Investigating further...
comment:4 Changed 9 years ago by
.... as far as I can tell, none of the first 2 possible causes (not "clauses," apparently I can't type today) is happening. Revised possibilities seem to be:
- Adding someting to desc_by_eid_map incorrectly -- except that everywhere we add to desc_by_eid_map, I believe we are doing it right.
- Changing an extrainfo_digest entry after adding it to desc_by_eid_map -- except that nothing modifies an extrainfo_digest once it's set.
- Freeing a descriptor without removing it from desc_by_eid_map, which poisons the whole routerinfo_t. This is likeliest to be happening with a routerinfo_t, since there's only two places that call signed_descriptor_free(), and they both look safe to me.
- Generic corruption -- always conceivable, though if this is the cause here, it'll be hard to trace it down.
So the next step is to audit every routerinfo_free and make sure it's safe.
comment:5 Changed 9 years ago by
suspicious: routerlist_insert_old and signed_descriptor_from_routerinfo both free a routerinfo without guaranteeing that it's been removed from desc_by_eid_map. If either one can be called on a routerinfo_t that's already in the desc_by_eid_map without first removing it, that would account for this bug.
comment:6 Changed 9 years ago by
Hm, no. Every instance that calls signed_descriptor_from_routerinfo() seems to maintain desc_by_eid_map correctly, and everything that calls routerlist_insert_old seems to do so with a not-already-added descriptor. I'm hitting a wall here; will come back to look and think more later.

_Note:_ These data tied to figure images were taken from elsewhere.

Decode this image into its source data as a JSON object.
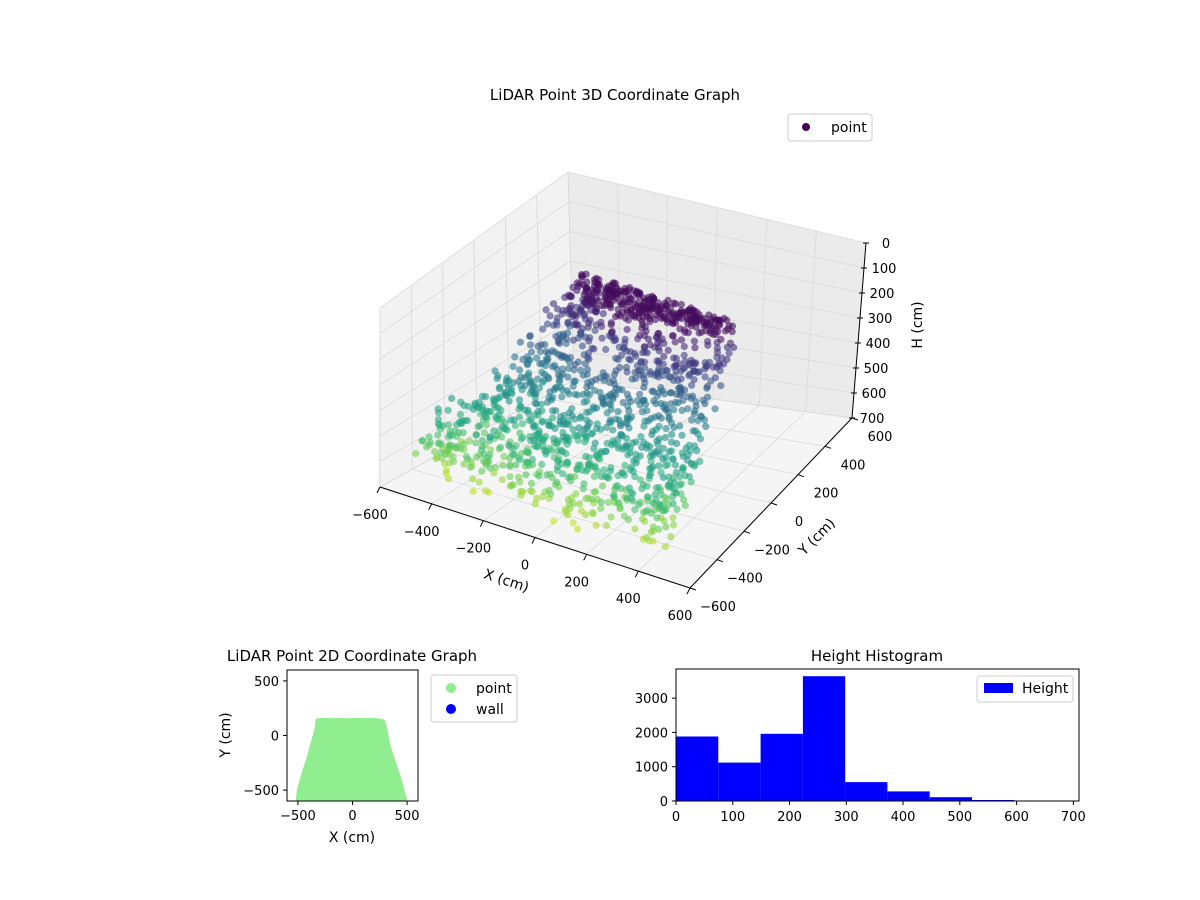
{
  "chart_data": [
    {
      "type": "scatter",
      "projection": "3d",
      "title": "LiDAR Point 3D Coordinate Graph",
      "xlabel": "X (cm)",
      "ylabel": "Y (cm)",
      "zlabel": "H (cm)",
      "xlim": [
        -600,
        600
      ],
      "ylim": [
        -600,
        600
      ],
      "zlim": [
        700,
        0
      ],
      "z_inverted": true,
      "xticks": [
        -600,
        -400,
        -200,
        0,
        200,
        400,
        600
      ],
      "yticks": [
        -600,
        -400,
        -200,
        0,
        200,
        400,
        600
      ],
      "zticks": [
        0,
        100,
        200,
        300,
        400,
        500,
        600,
        700
      ],
      "colormap": "viridis",
      "grid": true,
      "legend": {
        "placement": "upper-right",
        "entries": [
          "point"
        ]
      },
      "series": [
        {
          "name": "point",
          "color": "#440154",
          "description_shape": "bowl-shaped cloud of points: high points near far corner, low points near front",
          "points_sample": [
            {
              "x": -450,
              "y": -500,
              "h": 650
            },
            {
              "x": -400,
              "y": -300,
              "h": 500
            },
            {
              "x": -300,
              "y": -100,
              "h": 400
            },
            {
              "x": -200,
              "y": 100,
              "h": 300
            },
            {
              "x": 0,
              "y": 150,
              "h": 100
            },
            {
              "x": 200,
              "y": 150,
              "h": 50
            },
            {
              "x": 350,
              "y": 100,
              "h": 150
            },
            {
              "x": 400,
              "y": -200,
              "h": 350
            },
            {
              "x": 300,
              "y": -450,
              "h": 500
            },
            {
              "x": 0,
              "y": -500,
              "h": 600
            },
            {
              "x": -200,
              "y": -500,
              "h": 640
            },
            {
              "x": 100,
              "y": -200,
              "h": 300
            }
          ]
        }
      ]
    },
    {
      "type": "scatter",
      "title": "LiDAR Point 2D Coordinate Graph",
      "xlabel": "X (cm)",
      "ylabel": "Y (cm)",
      "xlim": [
        -600,
        600
      ],
      "ylim": [
        -600,
        600
      ],
      "xticks": [
        -500,
        0,
        500
      ],
      "yticks": [
        -500,
        0,
        500
      ],
      "legend": {
        "placement": "outside-right",
        "entries": [
          "point",
          "wall"
        ]
      },
      "series": [
        {
          "name": "point",
          "color": "#90ee90",
          "outline": [
            [
              -320,
              140
            ],
            [
              -200,
              145
            ],
            [
              -50,
              140
            ],
            [
              100,
              145
            ],
            [
              230,
              140
            ],
            [
              280,
              130
            ],
            [
              300,
              60
            ],
            [
              330,
              -100
            ],
            [
              380,
              -250
            ],
            [
              430,
              -400
            ],
            [
              470,
              -550
            ],
            [
              480,
              -580
            ],
            [
              -500,
              -580
            ],
            [
              -490,
              -500
            ],
            [
              -450,
              -350
            ],
            [
              -400,
              -200
            ],
            [
              -360,
              -50
            ],
            [
              -330,
              60
            ]
          ]
        },
        {
          "name": "wall",
          "color": "#0000ff",
          "points": []
        }
      ]
    },
    {
      "type": "bar",
      "subtype": "histogram",
      "title": "Height Histogram",
      "xlim": [
        0,
        710
      ],
      "ylim": [
        0,
        3850
      ],
      "xticks": [
        0,
        100,
        200,
        300,
        400,
        500,
        600,
        700
      ],
      "yticks": [
        0,
        1000,
        2000,
        3000
      ],
      "legend": {
        "placement": "upper-right",
        "entries": [
          "Height"
        ]
      },
      "series": [
        {
          "name": "Height",
          "color": "#0000ff",
          "bin_edges": [
            0,
            74.5,
            149,
            223.5,
            298,
            372.5,
            447,
            521.5,
            596,
            670.5
          ],
          "values": [
            1880,
            1120,
            1960,
            3640,
            550,
            280,
            110,
            30,
            10
          ]
        }
      ]
    }
  ]
}
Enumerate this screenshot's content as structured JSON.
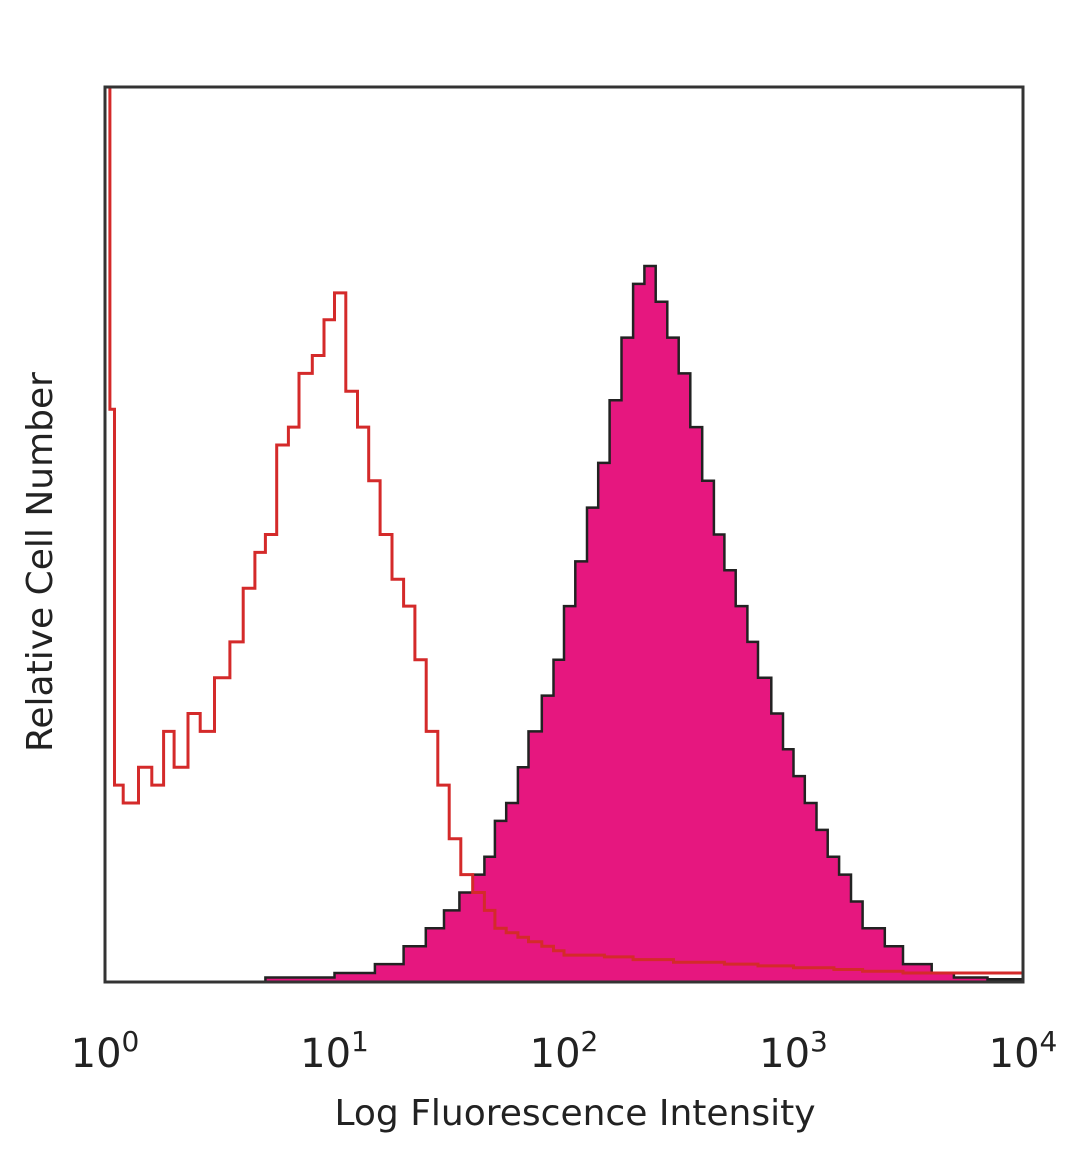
{
  "chart_data": {
    "type": "area",
    "xlabel": "Log Fluorescence Intensity",
    "ylabel": "Relative Cell Number",
    "x_scale": "log",
    "xlim": [
      1,
      10000
    ],
    "ylim": [
      0,
      1
    ],
    "grid": false,
    "x_ticks": [
      {
        "value": 1,
        "base": "10",
        "exp": "0"
      },
      {
        "value": 10,
        "base": "10",
        "exp": "1"
      },
      {
        "value": 100,
        "base": "10",
        "exp": "2"
      },
      {
        "value": 1000,
        "base": "10",
        "exp": "3"
      },
      {
        "value": 10000,
        "base": "10",
        "exp": "4"
      }
    ],
    "series": [
      {
        "style": "outline",
        "color": "#d42a2a",
        "x": [
          1.0,
          1.05,
          1.1,
          1.2,
          1.4,
          1.6,
          1.8,
          2.0,
          2.3,
          2.6,
          3.0,
          3.5,
          4.0,
          4.5,
          5.0,
          5.6,
          6.3,
          7.0,
          8.0,
          9.0,
          10.0,
          11.2,
          12.6,
          14.1,
          15.8,
          17.8,
          20.0,
          22.4,
          25.1,
          28.2,
          31.6,
          35.5,
          40.0,
          45.0,
          50.0,
          56.0,
          63.0,
          70.0,
          80.0,
          90.0,
          100,
          150,
          200,
          300,
          500,
          700,
          1000,
          1500,
          2000,
          3000,
          5000,
          7000,
          10000
        ],
        "y": [
          1.0,
          0.64,
          0.22,
          0.2,
          0.24,
          0.22,
          0.28,
          0.24,
          0.3,
          0.28,
          0.34,
          0.38,
          0.44,
          0.48,
          0.5,
          0.6,
          0.62,
          0.68,
          0.7,
          0.74,
          0.77,
          0.66,
          0.62,
          0.56,
          0.5,
          0.45,
          0.42,
          0.36,
          0.28,
          0.22,
          0.16,
          0.12,
          0.1,
          0.08,
          0.06,
          0.055,
          0.05,
          0.045,
          0.04,
          0.035,
          0.03,
          0.028,
          0.025,
          0.022,
          0.02,
          0.018,
          0.016,
          0.014,
          0.012,
          0.01,
          0.01,
          0.01,
          0.01
        ]
      },
      {
        "style": "filled",
        "color": "#e6177f",
        "edge_color": "#222222",
        "x": [
          1.0,
          5.0,
          10.0,
          15.0,
          20.0,
          25.0,
          30.0,
          35.0,
          40.0,
          45.0,
          50.0,
          56.0,
          63.0,
          70.0,
          80.0,
          90.0,
          100,
          112,
          126,
          141,
          158,
          178,
          200,
          224,
          251,
          282,
          316,
          355,
          400,
          450,
          500,
          560,
          630,
          700,
          800,
          900,
          1000,
          1120,
          1260,
          1410,
          1580,
          1780,
          2000,
          2500,
          3000,
          4000,
          5000,
          7000,
          10000
        ],
        "y": [
          0.0,
          0.005,
          0.01,
          0.02,
          0.04,
          0.06,
          0.08,
          0.1,
          0.12,
          0.14,
          0.18,
          0.2,
          0.24,
          0.28,
          0.32,
          0.36,
          0.42,
          0.47,
          0.53,
          0.58,
          0.65,
          0.72,
          0.78,
          0.8,
          0.76,
          0.72,
          0.68,
          0.62,
          0.56,
          0.5,
          0.46,
          0.42,
          0.38,
          0.34,
          0.3,
          0.26,
          0.23,
          0.2,
          0.17,
          0.14,
          0.12,
          0.09,
          0.06,
          0.04,
          0.02,
          0.01,
          0.005,
          0.003,
          0.0
        ]
      }
    ]
  }
}
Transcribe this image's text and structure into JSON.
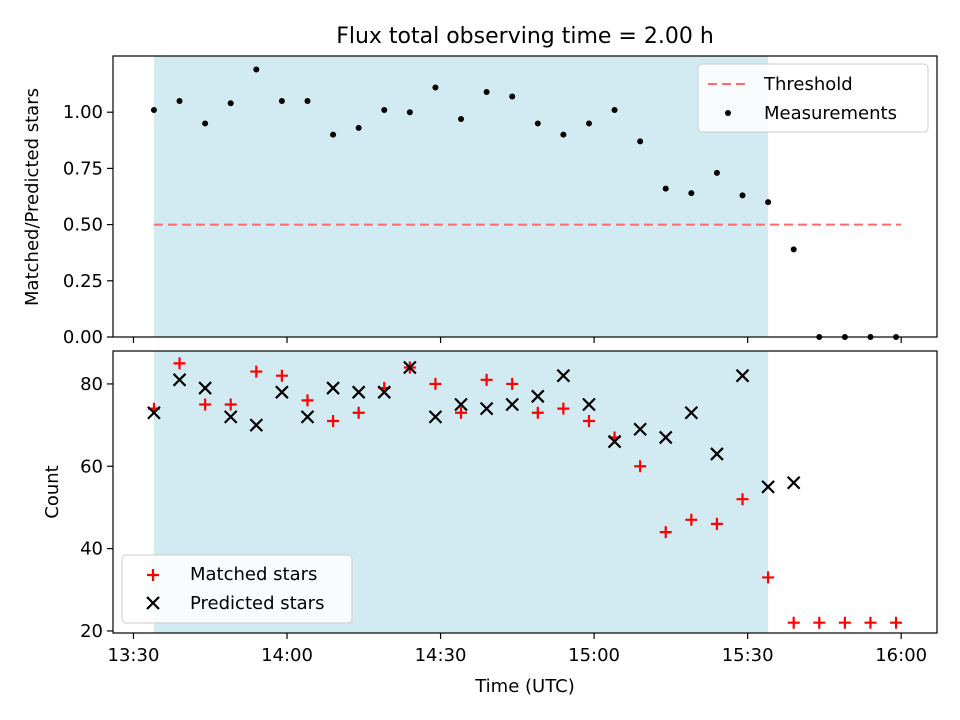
{
  "title": "Flux total observing time = 2.00 h",
  "colors": {
    "shade": "#add8e6",
    "threshold": "#ff6b6b",
    "measurements": "#000000",
    "matched": "#ff0000",
    "predicted": "#000000"
  },
  "x_tick_labels": [
    "13:30",
    "14:00",
    "14:30",
    "15:00",
    "15:30",
    "16:00"
  ],
  "xlabel": "Time (UTC)",
  "chart_data": [
    {
      "type": "scatter",
      "panel": "top",
      "ylabel": "Matched/Predicted stars",
      "xlim": [
        "13:26",
        "16:07"
      ],
      "ylim": [
        0,
        1.25
      ],
      "y_ticks": [
        "0.00",
        "0.25",
        "0.50",
        "0.75",
        "1.00"
      ],
      "y_tick_values": [
        0,
        0.25,
        0.5,
        0.75,
        1.0
      ],
      "shaded_region": [
        "13:34",
        "15:34"
      ],
      "legend": {
        "position": "upper right",
        "entries": [
          "Threshold",
          "Measurements"
        ]
      },
      "threshold": {
        "name": "Threshold",
        "y": 0.5,
        "x": [
          "13:34",
          "16:00"
        ],
        "style": "dashed"
      },
      "series": [
        {
          "name": "Measurements",
          "marker": "dot",
          "x": [
            "13:34",
            "13:39",
            "13:44",
            "13:49",
            "13:54",
            "13:59",
            "14:04",
            "14:09",
            "14:14",
            "14:19",
            "14:24",
            "14:29",
            "14:34",
            "14:39",
            "14:44",
            "14:49",
            "14:54",
            "14:59",
            "15:04",
            "15:09",
            "15:14",
            "15:19",
            "15:24",
            "15:29",
            "15:34",
            "15:39",
            "15:44",
            "15:49",
            "15:54",
            "15:59"
          ],
          "y": [
            1.01,
            1.05,
            0.95,
            1.04,
            1.19,
            1.05,
            1.05,
            0.9,
            0.93,
            1.01,
            1.0,
            1.11,
            0.97,
            1.09,
            1.07,
            0.95,
            0.9,
            0.95,
            1.01,
            0.87,
            0.66,
            0.64,
            0.73,
            0.63,
            0.6,
            0.39,
            0,
            0,
            0,
            0
          ]
        }
      ]
    },
    {
      "type": "scatter",
      "panel": "bottom",
      "ylabel": "Count",
      "xlim": [
        "13:26",
        "16:07"
      ],
      "ylim": [
        19.5,
        88
      ],
      "y_ticks": [
        "20",
        "40",
        "60",
        "80"
      ],
      "y_tick_values": [
        20,
        40,
        60,
        80
      ],
      "shaded_region": [
        "13:34",
        "15:34"
      ],
      "legend": {
        "position": "lower left",
        "entries": [
          "Matched stars",
          "Predicted stars"
        ]
      },
      "series": [
        {
          "name": "Matched stars",
          "marker": "plus",
          "x": [
            "13:34",
            "13:39",
            "13:44",
            "13:49",
            "13:54",
            "13:59",
            "14:04",
            "14:09",
            "14:14",
            "14:19",
            "14:24",
            "14:29",
            "14:34",
            "14:39",
            "14:44",
            "14:49",
            "14:54",
            "14:59",
            "15:04",
            "15:09",
            "15:14",
            "15:19",
            "15:24",
            "15:29",
            "15:34",
            "15:39",
            "15:44",
            "15:49",
            "15:54",
            "15:59"
          ],
          "y": [
            74,
            85,
            75,
            75,
            83,
            82,
            76,
            71,
            73,
            79,
            84,
            80,
            73,
            81,
            80,
            73,
            74,
            71,
            67,
            60,
            44,
            47,
            46,
            52,
            33,
            22,
            22,
            22,
            22,
            22
          ]
        },
        {
          "name": "Predicted stars",
          "marker": "x",
          "x": [
            "13:34",
            "13:39",
            "13:44",
            "13:49",
            "13:54",
            "13:59",
            "14:04",
            "14:09",
            "14:14",
            "14:19",
            "14:24",
            "14:29",
            "14:34",
            "14:39",
            "14:44",
            "14:49",
            "14:54",
            "14:59",
            "15:04",
            "15:09",
            "15:14",
            "15:19",
            "15:24",
            "15:29",
            "15:34",
            "15:39"
          ],
          "y": [
            73,
            81,
            79,
            72,
            70,
            78,
            72,
            79,
            78,
            78,
            84,
            72,
            75,
            74,
            75,
            77,
            82,
            75,
            66,
            69,
            67,
            73,
            63,
            82,
            55,
            56
          ]
        }
      ]
    }
  ]
}
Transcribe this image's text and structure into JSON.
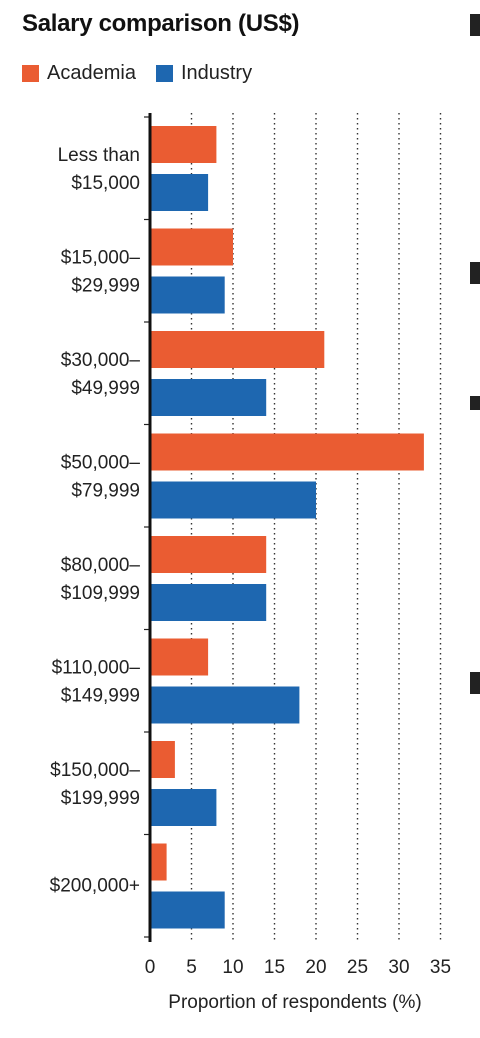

whabib -- if this ever happens again and you can get a stack trace, that would be great.
comment:7 Changed 9 years ago by
wanoskarnet reports that routerlist_replace()
overwrites map
's pointer to a new cache_info
if ri_new->cache_info.extra_info_digest
and ri_old->cache_info.extra_info_digest
are the same.
comment:8 Changed 8 years ago by
Hm. We're talking about overwriting the desc_by_eid_map entry? I don't see how that can cause this bug. If both ri_new and ri_old have the same nonzero extra_info_digest, then:
- First, we
sdmap_set(rl->desc_by_eid_map, ri_new->cache_info.extra_info_digest, &ri_new->cache_info);
- Next, if we decide to keep the old routerinfo, we make ri_old into an sd, and call
sdmap_set(rl->desc_by_eid_map, sd->extra_info_digest, sd);
. That makes the map entry point to sd, which shouldn't cause this particular assertion. - ...or if we decide NOT to keep the old routerinfo, and the descriptors are different, we call
sdmap_remove(rl->desc_by_eid_map, ri_old->cache_info.extra_info_digest);
. This would make there be no entry for this particular extrainfo_digest, which also wouldn't cause this assertion AFAICT. - OTOH, if we decide not to keep the old routerinfo, and the descriptors are the same, they necessarily have the same extrainfo_digest, so there can't be a dangling pointer in the map.
comment:9 Changed 8 years ago by
Ah, and looking at backlog, it seems that wanoskarnet may have changed his mind shortly after you posted this. :/
comment:10 Changed 8 years ago by
Status: | new → needs_information |
---|
Did this ever happen again? Maybe we can get this reproduced somehow
comment:11 Changed 7 years ago by
Milestone: | Tor: 0.2.2.x-final → Tor: 0.2.4.x-final |
---|
comment:12 Changed 7 years ago by
Keywords: | tor-relay added |
---|
comment:13 Changed 7 years ago by
Component: | Tor Relay → Tor |
---|
comment:14 Changed 7 years ago by
Milestone: | Tor: 0.2.4.x-final → Tor: unspecified |
---|
comment:15 Changed 7 years ago by
Just for the record, I have not seen a recurrence of this bug in a real long time. We can close it, unless you guys are using it to track something else.
comment:16 Changed 5 years ago by
Resolution: | → worksforme |
---|---|
Status: | needs_information → closed |
2 years old and whatbib did mention that the bug has not been seen in a long time.
I wonder if this is another instance of the issue that Nickm commented starting with "Hoo boy". (I see the comment has survived into master too.)